BY Peter Diamond | September 6 2019 | comments icon 0 COMMENTS     print icon print


Scottish priest who served in Amazon calls on Church to lead on climate change

Fr Clarke said: “We are facing an international scandal which has significant implications for the world.”

The fires destroying Brazil’s rainforest ‘is an international scandal,’ a Scottish priest who worked for six years in the Amazon has said as he called for the Church to do more to combat climate change.

Fr Jim Clarke, a Xaverian missionary who is provincial in Great Britain, served in the State of Para, Brazil, as a deacon in 1987 for one year and then as a missionary priest from 1999 to 2004.

Fr Clarke, who is originally from Coatbridge but now serving in Preston, said: “People forget that the Amazon isn’t just a Brazil issue, it’s an international one. We are facing an international scandal which has significant implications for the world.”

During his missionary work, Fr Clarke covered 60 indigenous communities on 72 islands across 700 square kilometres.
His congregation totalled 40,000 people who lived off the land in fishing and farming communities.

The area at the time was impacted by logging, mining and cattle ranching, with two aluminium plants by the side of the Tocantins River—though that was the extent of heavy industry within the region at the time.


“The Amazon fire crisis is truly awful. There has been an 80 per cent increase in the number of fires since last year,” Fr Clarke said.

“Sadly these current fires are very traumatic for people who live there—once you start messing with the ecosystem everything has a knock on effect. It’s the indigenous people who are most affected by the fires and the lack of compassion from the Brazilian president hasn’t helped the dire situation.”

Fr Clarke said deforestation was taking place in the region when he worked there in 1987, as large companies such as McDonald’s were ‘using the land to farm cattle for their burgers.’

“I think the issue of respect is such a big thing: people should respect the rights of tribes who have been there for centuries,” Fr Clarke added. “The allegation that the indigenous people are the cause of deforestation is a myth.”
“There is a need to find alternative economic policies for these farmers that will sustain the Amazon people.”

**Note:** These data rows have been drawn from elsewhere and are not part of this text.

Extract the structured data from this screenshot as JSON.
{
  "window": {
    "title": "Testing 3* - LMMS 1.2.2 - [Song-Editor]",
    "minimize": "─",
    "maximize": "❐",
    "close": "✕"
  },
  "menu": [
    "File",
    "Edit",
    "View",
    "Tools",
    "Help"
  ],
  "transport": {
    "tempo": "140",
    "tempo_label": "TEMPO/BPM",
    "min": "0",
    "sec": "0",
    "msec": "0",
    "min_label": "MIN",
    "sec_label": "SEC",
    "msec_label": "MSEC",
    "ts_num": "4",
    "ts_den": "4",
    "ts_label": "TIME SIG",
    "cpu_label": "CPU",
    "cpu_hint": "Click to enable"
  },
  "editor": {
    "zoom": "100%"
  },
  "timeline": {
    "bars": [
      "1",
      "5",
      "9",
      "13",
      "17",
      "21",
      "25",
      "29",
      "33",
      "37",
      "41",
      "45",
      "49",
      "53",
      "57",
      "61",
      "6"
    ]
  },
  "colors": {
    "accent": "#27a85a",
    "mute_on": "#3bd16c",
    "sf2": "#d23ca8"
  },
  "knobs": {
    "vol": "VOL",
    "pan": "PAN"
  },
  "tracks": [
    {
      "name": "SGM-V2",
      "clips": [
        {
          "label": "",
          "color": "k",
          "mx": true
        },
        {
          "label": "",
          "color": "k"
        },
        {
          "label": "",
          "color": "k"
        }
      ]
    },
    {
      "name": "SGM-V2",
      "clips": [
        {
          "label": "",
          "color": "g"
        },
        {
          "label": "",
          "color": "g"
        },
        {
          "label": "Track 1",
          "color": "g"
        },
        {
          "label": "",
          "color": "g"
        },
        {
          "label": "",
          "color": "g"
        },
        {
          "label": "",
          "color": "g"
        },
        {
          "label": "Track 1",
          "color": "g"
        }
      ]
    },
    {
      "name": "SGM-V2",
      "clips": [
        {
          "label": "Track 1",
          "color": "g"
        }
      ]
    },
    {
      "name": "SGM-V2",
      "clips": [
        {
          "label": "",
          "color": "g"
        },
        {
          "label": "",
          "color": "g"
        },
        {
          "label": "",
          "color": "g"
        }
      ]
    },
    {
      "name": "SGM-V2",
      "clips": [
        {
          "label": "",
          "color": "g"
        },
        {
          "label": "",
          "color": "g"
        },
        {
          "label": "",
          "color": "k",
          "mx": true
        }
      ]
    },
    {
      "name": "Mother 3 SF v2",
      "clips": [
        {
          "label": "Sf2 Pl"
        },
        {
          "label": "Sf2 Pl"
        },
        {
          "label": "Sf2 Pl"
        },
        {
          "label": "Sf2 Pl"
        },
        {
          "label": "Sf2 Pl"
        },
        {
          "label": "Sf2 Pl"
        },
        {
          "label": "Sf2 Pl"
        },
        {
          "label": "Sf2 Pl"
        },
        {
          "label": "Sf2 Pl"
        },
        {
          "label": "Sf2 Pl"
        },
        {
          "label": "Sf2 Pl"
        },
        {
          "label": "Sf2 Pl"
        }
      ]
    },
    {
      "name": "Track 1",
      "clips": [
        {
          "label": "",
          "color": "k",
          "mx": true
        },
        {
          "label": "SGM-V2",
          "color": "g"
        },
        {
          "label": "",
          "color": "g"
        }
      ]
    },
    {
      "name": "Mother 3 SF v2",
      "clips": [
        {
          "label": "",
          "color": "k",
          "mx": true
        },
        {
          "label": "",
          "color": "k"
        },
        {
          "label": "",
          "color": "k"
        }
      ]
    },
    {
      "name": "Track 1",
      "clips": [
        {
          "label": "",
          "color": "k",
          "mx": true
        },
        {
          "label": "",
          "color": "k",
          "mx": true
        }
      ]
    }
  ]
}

Fr Clarke added that the world could learn much about conservation from the indigenous communities.
“In the State of Para the indigenous people hunt in cycles there and only when they need to. They know the different areas and when is best to hunt and when to leave an area to fallow and regrow. It has been passed on for centuries,” he said.

The former missionary said that the Church could do more to lead on the issue of climate change.

“There has to be a greater sense of awareness and part of that should come through the way we conduct ourselves,” he said.

“When we amalgamated two centres in Preston a lot of stuff from both places ended up in landfill and it is just unnecessary and kind of depressing. There is a lot to be said for [SCIAF sister agency] CAFOD’s message of ‘live simply for a simple life.’
“I’m not an eco-warrior or in any way a shining example but for the Church to be more aware of [these issues] is an important step in the right direction. Yes we have fair trade fortnight in parishes but it is something we should take into our everyday lives.”


Fr Clarke praised Pope Francis for taking a lead on the issue but called on bishops to do more to tackle climate change.

“I think the bishops are beginning to speak out on the environment but often it can be too late. Thankfully Pope Francis is leading on it more but there is also times when the Church pulls back because it doesn’t want to prejudice an outcome.

“Overall I think the Church is aware of the big environmental responsibility and the majority of clergy are horrified by what is happening in the Amazon but we can’t leave it too late, we need to act now.”

SCIAF are currently lobbying the Scottish Government to do more to combat climate change and meet rigorous climate emission goals.

SCIAF’s advocacy manager Dr Geraldine Hill said: “The world is facing an ecological, humanitarian and moral crises, as we approach the point of no return from irreversible global warming and climate chaos. Highly–polluting fossil fuels are a major driving force behind this. The communities SCIAF works with in developing countries are already struggling to cope with the impact of climate change.

Government targets

“For this reason in 2017 SCIAF ran a clean energy campaign, calling on the Scottish Government to lead the move from fossil fuels to a clean energy system. SCIAF’s commitment to have no investments in fossil fuel companies, and to avoid investments in the future fits with our commitment to climate justice.”

Scotland’s environment secretary Roseanna Cunningham, a Catholic, said her thoughts go out to everyone affected by the fires.

“Earlier this year Scotland became one of the first countries in the world to acknowledge the fact that we are facing a global climate emergency and the fight to save the Amazon forest, the world’s biggest land-based carbon sink, shows the importance of global co-operation in tackling climate change,” she said.

“Scotland continues to lead the world in how we act, including through our ambition to reach net zero emissions by 2045 at the latest and the package of measures announced yesterday as part of the programme for government which places tackling climate change at the heart of government policy.”